30th Mayor of Quebec City
- In office 7 December 1927 – 1 March 1928
- Preceded by: Valmont Martin
- Succeeded by: Joseph-Oscar Auger

Personal details
- Born: 9 November 1878 Saint-Joachim, Quebec
- Died: 10 May 1955 (age 76) Québec, Quebec
- Spouse(s): Rosalie Déchène (1899) Marie-Jeanne Forgues (1916)
- Profession: Businessman

= Télesphore Simard (Quebec City politician) =

Canadian businessman and politician

Télesphore Simard (1878–1955) was a Canadian businessman and politician, serving as mayor of Quebec City from December 1927 to March 1928.

==Biography==
He was the son of Louis Simard and Isabelle Brown. He studied at académie commerciale. After working in different stores, he opened in 1911 his own business, Simard et Carmichaël. He prospered and later bought the Syndicat de Lévis and several other stores in the clothing business.

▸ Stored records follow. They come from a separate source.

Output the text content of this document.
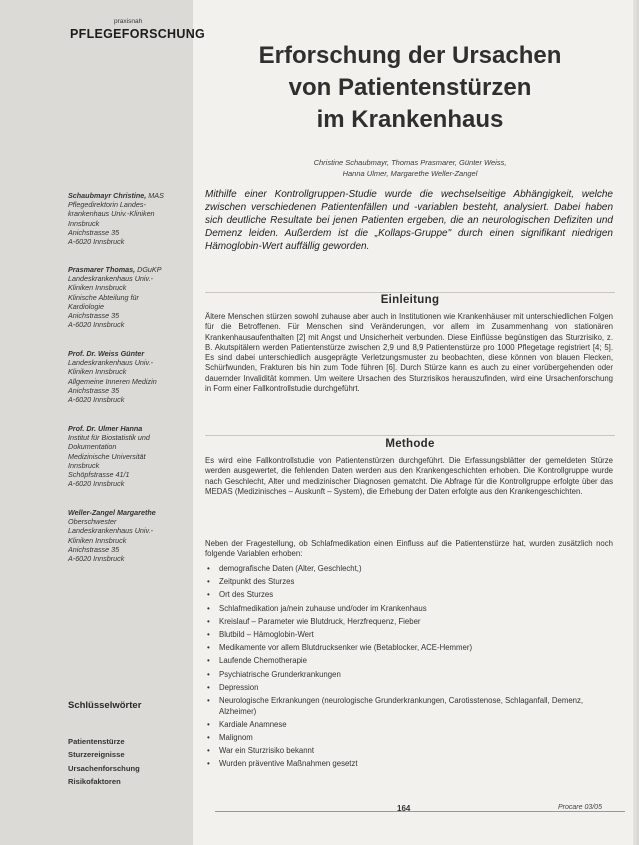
praxisnah
PFLEGEFORSCHUNG
Erforschung der Ursachen
von Patientenstürzen
im Krankenhaus
Christine Schaubmayr, Thomas Prasmarer, Günter Weiss,
Hanna Ulmer, Margarethe Weller-Zangel
Schaubmayr Christine, MAS
Pflegedirektorin Landes-
krankenhaus Univ.-Kliniken
Innsbruck
Anichstrasse 35
A-6020 Innsbruck
Prasmarer Thomas, DGuKP
Landeskrankenhaus Univ.-
Kliniken Innsbruck
Klinische Abteilung für
Kardiologie
Anichstrasse 35
A-6020 Innsbruck
Prof. Dr. Weiss Günter
Landeskrankenhaus Univ.-
Kliniken Innsbruck
Allgemeine Inneren Medizin
Anichstrasse 35
A-6020 Innsbruck
Prof. Dr. Ulmer Hanna
Institut für Biostatistik und
Dokumentation
Medizinische Universität
Innsbruck
Schöpfstrasse 41/1
A-6020 Innsbruck
Weller-Zangel Margarethe
Oberschwester
Landeskrankenhaus Univ.-
Kliniken Innsbruck
Anichstrasse 35
A-6020 Innsbruck
Mithilfe einer Kontrollgruppen-Studie wurde die wechselseitige Abhängigkeit, welche zwischen verschiedenen Patientenfällen und -variablen besteht, analysiert. Dabei haben sich deutliche Resultate bei jenen Patienten ergeben, die an neurologischen Defiziten und Demenz leiden. Außerdem ist die „Kollaps-Gruppe" durch einen signifikant niedrigen Hämoglobin-Wert auffällig geworden.
Einleitung
Ältere Menschen stürzen sowohl zuhause aber auch in Institutionen wie Krankenhäuser mit unterschiedlichen Folgen für die Betroffenen. Für Menschen sind Veränderungen, vor allem im Zusammenhang von stationären Krankenhausaufenthalten [2] mit Angst und Unsicherheit verbunden. Diese Einflüsse begünstigen das Sturzrisiko, z. B. Akutspitälern werden Patientenstürze zwischen 2,9 und 8,9 Patientenstürze pro 1000 Pflegetage registriert [4; 5]. Es sind dabei unterschiedlich ausgeprägte Verletzungsmuster zu beobachten, diese können von blauen Flecken, Schürfwunden, Frakturen bis hin zum Tode führen [6]. Durch Stürze kann es auch zu einer vorübergehenden oder dauernder Invalidität kommen. Um weitere Ursachen des Sturzrisikos herauszufinden, wird eine Ursachenforschung in Form einer Fallkontrollstudie durchgeführt.
Methode
Es wird eine Fallkontrollstudie von Patientenstürzen durchgeführt. Die Erfassungsblätter der gemeldeten Stürze werden ausgewertet, die fehlenden Daten werden aus den Krankengeschichten erhoben. Die Kontrollgruppe wurde nach Geschlecht, Alter und medizinischer Diagnosen gematcht. Die Abfrage für die Kontrollgruppe erfolgte über das MEDAS (Medizinisches – Auskunft – System), die Erhebung der Daten erfolgte aus den Krankengeschichten.
Neben der Fragestellung, ob Schlafmedikation einen Einfluss auf die Patientenstürze hat, wurden zusätzlich noch folgende Variablen erhoben:
• demografische Daten (Alter, Geschlecht,)
• Zeitpunkt des Sturzes
• Ort des Sturzes
• Schlafmedikation ja/nein zuhause und/oder im Krankenhaus
• Kreislauf – Parameter wie Blutdruck, Herzfrequenz, Fieber
• Blutbild – Hämoglobin-Wert
• Medikamente vor allem Blutdrucksenker wie (Betablocker, ACE-Hemmer)
• Laufende Chemotherapie
• Psychiatrische Grunderkrankungen
• Depression
• Neurologische Erkrankungen (neurologische Grunderkrankungen, Carotisstenose, Schlaganfall, Demenz, Alzheimer)
• Kardiale Anamnese
• Malignom
• War ein Sturzrisiko bekannt
• Wurden präventive Maßnahmen gesetzt
Schlüsselwörter
Patientenstürze
Sturzereignisse
Ursachenforschung
Risikofaktoren
164	Procare 03/05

He was elected without opposition to the charge of alderman (échevin) in the Saint-Roch ward of Québec in the 1924 election and again in the 1926 election. After the resignation of mayor Valmont Martin, Simard became mayor when the city council chose him on 6 December 1927, to complete the mayoral term of office ending 1 March 1928. During his short administration, the city adopted bylaws for borrowing substantial sums of money to finance public works, including modifications to the aqueduct and drainage system, building an annex to the Hôpital civique and building a bridge on the river Lairet.

Simard was defeated by Oscar Auger in the 20 February 1928 city election by a 7046 to 4752 vote.

After his term as mayor, Simard's family grew to at least 24 children by 1931. He was married at least twice.